An diesem Dienstag wird der Bahnvorstand nach Information der Grünen den Aufsichtsräten vorschlagen, den Finanzrahmen um zwei Milliarden Euro auf 6,526 Milliarden Euro zu erhöhen. In der Vorlage soll die Inbetriebnahme der unterirdischen Durchgangsstation für Dezember 2022 angepeilt sein - statt ursprünglich 2019. Die vorgeschlagene Erhöhung der investiven Eigenmittel der Bahn würde nach Grünen-Kalkulation zu einer negativen Eigenkapitalrendite von 0,3 Prozent führen. Dennoch empfehle das Bahn-Management den Weiterbau, weil der Ausstieg «angeblich» noch teurer sei, monierten Künast und Hofreiter.

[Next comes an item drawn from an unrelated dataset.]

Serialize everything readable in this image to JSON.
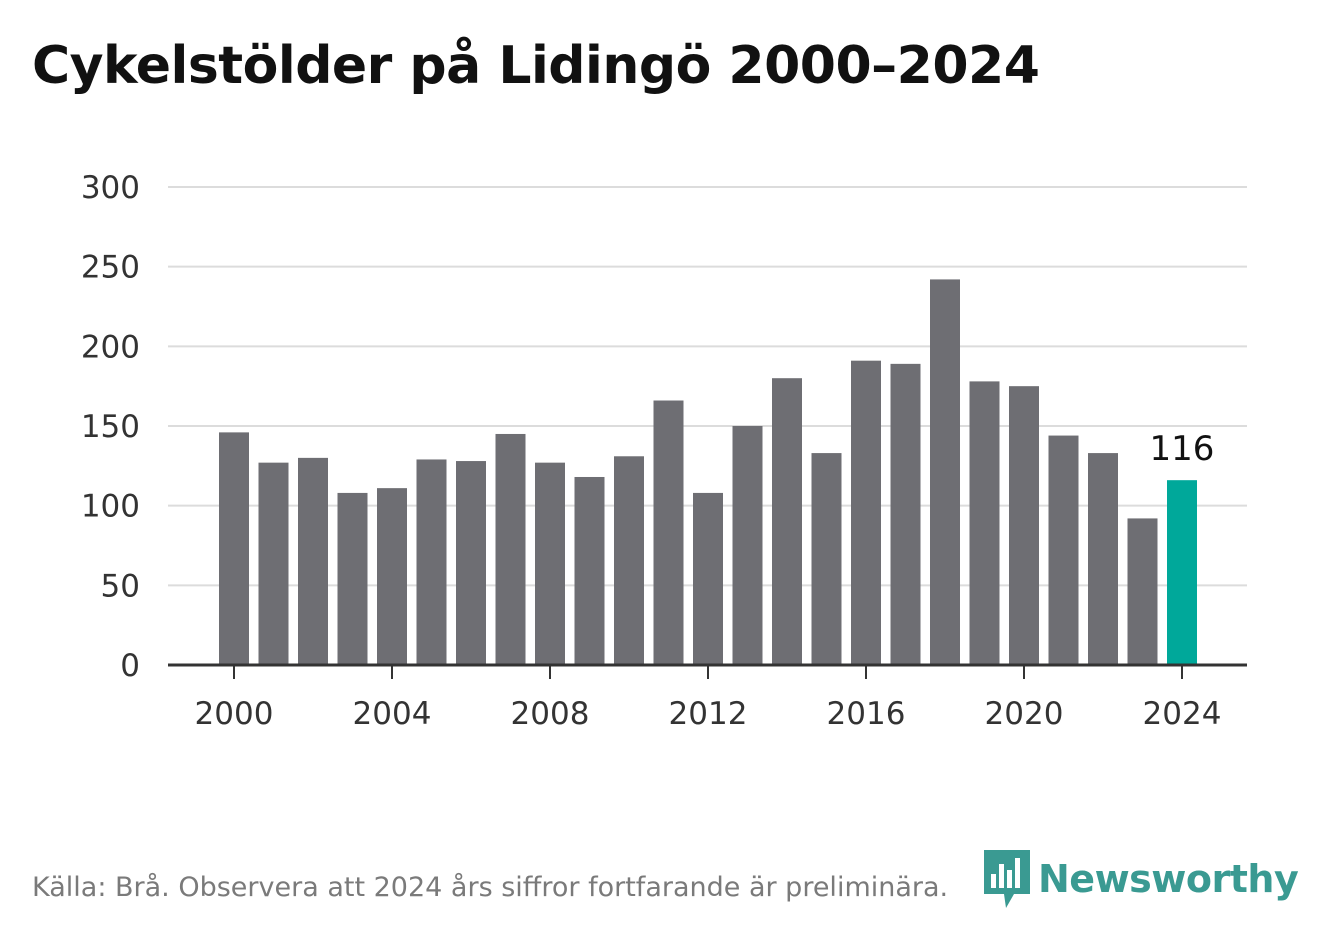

Stimmten die Aufsichtsräte einer Erhöhung des Finanzrahmens und dem Weiterbau von Stuttgart 21 trotz negativer Verzinsung des Eigenkapitals zu, begingen die Kontrolleure aus Grünen-Sicht einen Rechtsbruch. Insbesondere müsse der Bundesrechnungshof die Bundesvertreter im Aufsichtsrat des Staatskonzerns, die drei Staatssekretäre aus dem Wirtschafts-, Verkehrs- und Finanzministerium, auffordern, den Beschluss zu vertagen, bis die Resultate seiner Prüfung vorliegen.